As my hands grew stronger and my imagination bigger, my creations became more complex. One piece attached to another, and suddenly I had a mansion, complete with a swinging door. Majestic structures brought a huge sense of accomplishment.
As I grew, so did my structures, and each time I celebrated the beauty that came from small plastic pieces that alone made nothing, but together created a whole world fueled by imagination.
LEGOs have been my favorite since I was a little girl. The ability to lose yourself in any world you want has always felt safe. I could be whomever I wanted to be, live wherever I wanted to live, and during that time nothing else beyond the colors and shapes mattered.
They have long since opened up an amazing world for me. But now that I’m grown, I sometimes find myself standing on a pile of LEGOs.
Standing on the pile, small pieces dig into the bottoms of my feet, leaving their impressions, bruising my skin. But I’m unable to move, can’t merely put one foot in front of the other because what lies ahead might be more painful than where I’m standing. What if the pieces I encounter are smaller and sharper than the ones I stand upon?

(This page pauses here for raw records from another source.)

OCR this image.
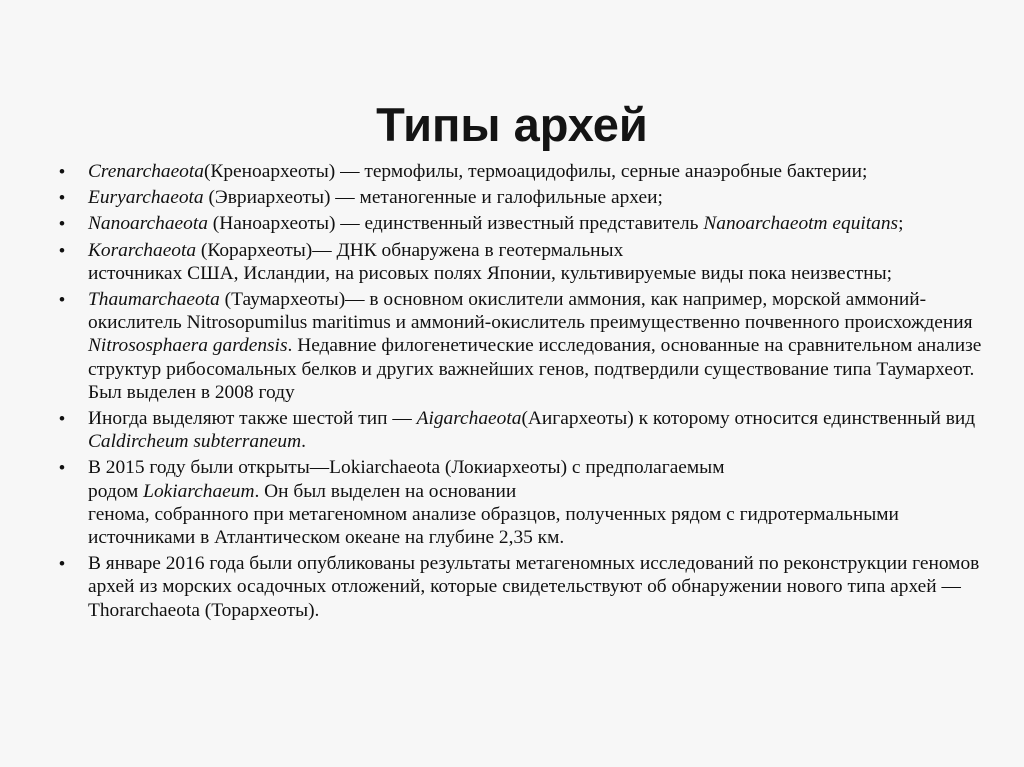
Типы архей
• Crenarchaeota(Креноархеоты) — термофилы, термоацидофилы, серные анаэробные бактерии;
• Euryarchaeota (Эвриархеоты) — метаногенные и галофильные археи;
• Nanoarchaeota (Наноархеоты) — единственный известный представитель Nanoarchaeotm equitans;
• Korarchaeota (Корархеоты)— ДНК обнаружена в геотермальных
источниках США, Исландии, на рисовых полях Японии, культивируемые виды пока неизвестны;
• Thaumarchaeota (Таумархеоты)— в основном окислители аммония, как например, морской аммоний-окислитель Nitrosopumilus maritimus и аммоний-окислитель преимущественно почвенного происхождения Nitrososphaera gardensis. Недавние филогенетические исследования, основанные на сравнительном анализе структур рибосомальных белков и других важнейших генов, подтвердили существование типа Таумархеот. Был выделен в 2008 году
• Иногда выделяют также шестой тип — Aigarchaeota(Аигархеоты) к которому относится единственный вид Caldircheum subterraneum.
• В 2015 году были открыты—Lokiarchaeota (Локиархеоты) с предполагаемым
родом Lokiarchaeum. Он был выделен на основании
генома, собранного при метагеномном анализе образцов, полученных рядом с гидротермальными источниками в Атлантическом океане на глубине 2,35 км.
• В январе 2016 года были опубликованы результаты метагеномных исследований по реконструкции геномов архей из морских осадочных отложений, которые свидетельствуют об обнаружении нового типа архей — Thorarchaeota (Торархеоты).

What if it hurts more to move than it does to stand still? Sometimes I grow color blind and the beauty disappears; all I see are sharp corners.

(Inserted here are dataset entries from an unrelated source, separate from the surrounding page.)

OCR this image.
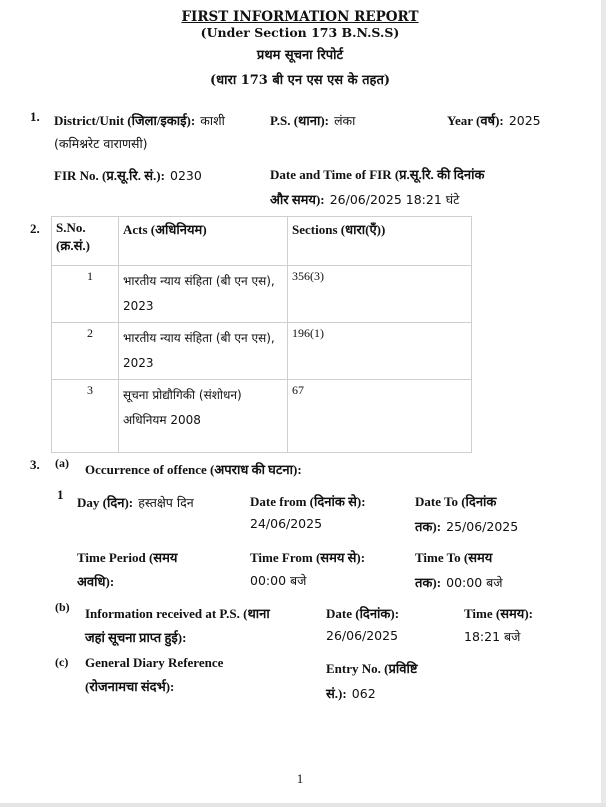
FIRST INFORMATION REPORT
(Under Section 173 B.N.S.S)
प्रथम सूचना रिपोर्ट
(धारा 173 बी एन एस एस के तहत)
1. District/Unit (जिला/इकाई): काशी
(कमिश्नरेट वाराणसी)
P.S. (थाना): लंका	Year (वर्ष): 2025
FIR No. (प्र.सू.रि. सं.): 0230	Date and Time of FIR (प्र.सू.रि. की दिनांक
और समय): 26/06/2025 18:21 घंटे
2. S.No.
(क्र.सं.)	Acts (अधिनियम)	Sections (धारा(एँ))

1	भारतीय न्याय संहिता (बी एन एस), 2023	356(3)

2	भारतीय न्याय संहिता (बी एन एस), 2023	196(1)

3	सूचना प्रोद्यौगिकी (संशोधन) अधिनियम 2008	67
3. (a) Occurrence of offence (अपराध की घटना):
1
Day (दिन): हस्तक्षेप दिन	Date from (दिनांक से):
24/06/2025
Date To (दिनांक
तक): 25/06/2025
Time Period (समय
अवधि):
Time From (समय से):
00:00 बजे
Time To (समय
तक): 00:00 बजे
(b) Information received at P.S. (थाना
जहां सूचना प्राप्त हुई):
Date (दिनांक):
26/06/2025
Time (समय):
18:21 बजे
(c) General Diary Reference
(रोजनामचा संदर्भ):
Entry No. (प्रविष्टि
सं.): 062
1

I’m frozen in fear and can’t see beyond the pounding in my chest.
And I beg myself to move; and then argue with myself for not having the courage.

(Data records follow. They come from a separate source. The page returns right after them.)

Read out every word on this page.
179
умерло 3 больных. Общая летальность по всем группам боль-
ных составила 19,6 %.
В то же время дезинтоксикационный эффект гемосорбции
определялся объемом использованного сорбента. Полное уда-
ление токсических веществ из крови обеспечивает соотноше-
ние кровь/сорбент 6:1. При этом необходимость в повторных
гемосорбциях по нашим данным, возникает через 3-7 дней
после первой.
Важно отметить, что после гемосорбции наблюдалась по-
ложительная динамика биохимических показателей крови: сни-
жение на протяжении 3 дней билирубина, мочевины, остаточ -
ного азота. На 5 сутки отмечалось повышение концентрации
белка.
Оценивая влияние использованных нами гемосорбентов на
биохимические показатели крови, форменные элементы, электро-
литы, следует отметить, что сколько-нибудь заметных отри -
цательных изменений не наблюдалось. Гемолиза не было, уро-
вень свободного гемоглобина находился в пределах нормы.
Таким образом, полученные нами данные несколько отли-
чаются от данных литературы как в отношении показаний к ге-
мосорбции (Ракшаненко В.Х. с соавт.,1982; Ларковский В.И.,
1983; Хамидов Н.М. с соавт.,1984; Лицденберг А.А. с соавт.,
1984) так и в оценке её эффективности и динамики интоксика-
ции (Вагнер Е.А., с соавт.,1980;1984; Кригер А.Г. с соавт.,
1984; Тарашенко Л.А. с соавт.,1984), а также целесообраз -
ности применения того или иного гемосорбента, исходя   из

Sometimes, as my feet begin to move, I realize that the steps aren’t life-threatening, just larger blocks that my feet roll off of. Sometimes the pieces hurt more than I expect, and I have to will myself to take another step. And sometimes I feel paralyzed, simply unable to make another move. I catch myself wondering, When did these objects of beauty become so painful? Why can’t I just see what was once so joyful? How did I let depression gain control?
Some days I’m standing on a pile of LEGOs and I feel stuck, frozen in fear, with numb feet.
Some days I’m standing on a pile of LEGOs and I force myself to move even though I fear what lies ahead.
Some days I’m standing on a pile of LEGOs and I decide to courageously take it step by step.
Sometimes I need to put two pieces together and pretend that it’s something so much more than it really is.
Some days I create nothing.
Some days I create a small cottage.
Some days my mansion door swings wide open.
But every day I remind myself that there is beauty in my pain, and if I ever want to experience the glory of my potential masterpieces, I have to be brave enough to find my way off the pile of LEGOs.